PHANTOM DOCTRINE VERDICT
We honestly feel patches are going to make Phantom Doctrine a lot more playable, but as it stands right now the combat is downright broken. Whereas XCOM’s combat could be frustrating but was generally entertaining, Phantom Doctrine is always frustrating and never fun, and it quickly sucked any love we had for the game away. Infiltration is a lot more fun but woefully underdeveloped, and CreativeForge obviously forgot about their game having multiple storeys when inputting it - going up stairs or ladders is a crapshoot. So not fun. The base is okay, and we love the investigations.

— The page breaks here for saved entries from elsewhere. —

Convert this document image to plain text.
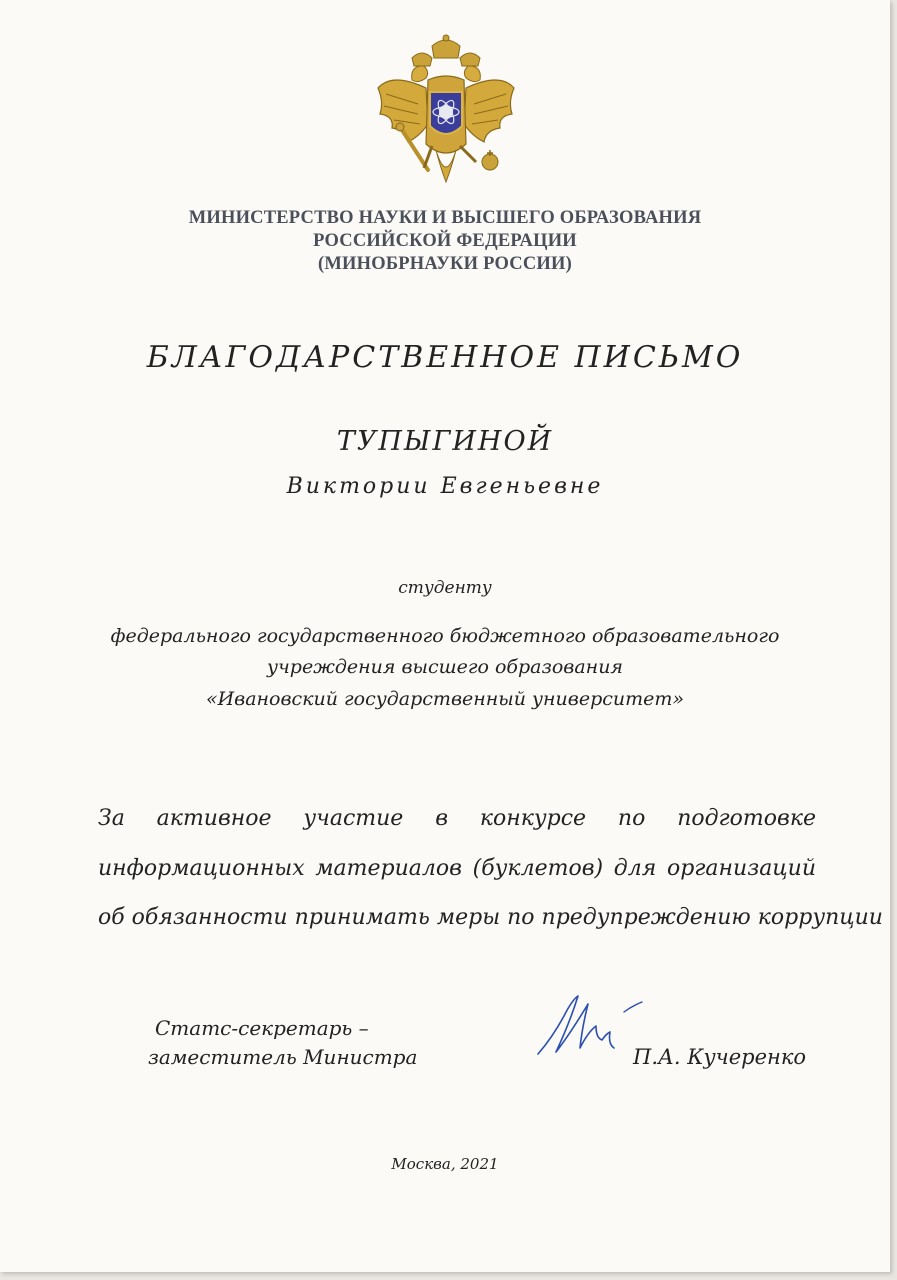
МИНИСТЕРСТВО НАУКИ И ВЫСШЕГО ОБРАЗОВАНИЯ
РОССИЙСКОЙ ФЕДЕРАЦИИ
(МИНОБРНАУКИ РОССИИ)
БЛАГОДАРСТВЕННОЕ ПИСЬМО
ТУПЫГИНОЙ
Виктории Евгеньевне
студенту
федерального государственного бюджетного образовательного
учреждения высшего образования
«Ивановский государственный университет»
За активное участие в конкурсе по подготовке
информационных материалов (буклетов) для организаций
об обязанности принимать меры по предупреждению коррупции
Статс-секретарь –
заместитель Министра	П.А. Кучеренко
Москва, 2021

There’s a lot of great game here, with some fantastic ideas, but a lot of major problems are stifling the fun. If those issues are fixed, then Phantom Doctrine might be worthwhile. If you see a patch with the note “combat isn’t broken anymore”, then you may pick it up. Until then, hold off.
TOP GAME MOMENT
When an investigation suddenly breaks and you manage to solve it.
Investigations are a lot of fun. There are a lot of nice ideas here, especially at the base.
Infiltration can be excellent, when it works. If only stealth was more a focus.
All too easy to fail Infiltration just because you couldn't see up a staircase or a ladder, or some other reason.
Combat is not fun at all. Seriously, it ruins the game.
It's too easy for enemies to hit your characters from any angle, there are no indicators for where you can see them or they see you, etc.
The "epic, gripping plot" never really makes itself known, and it's very easy to ignore it - or just not notice it.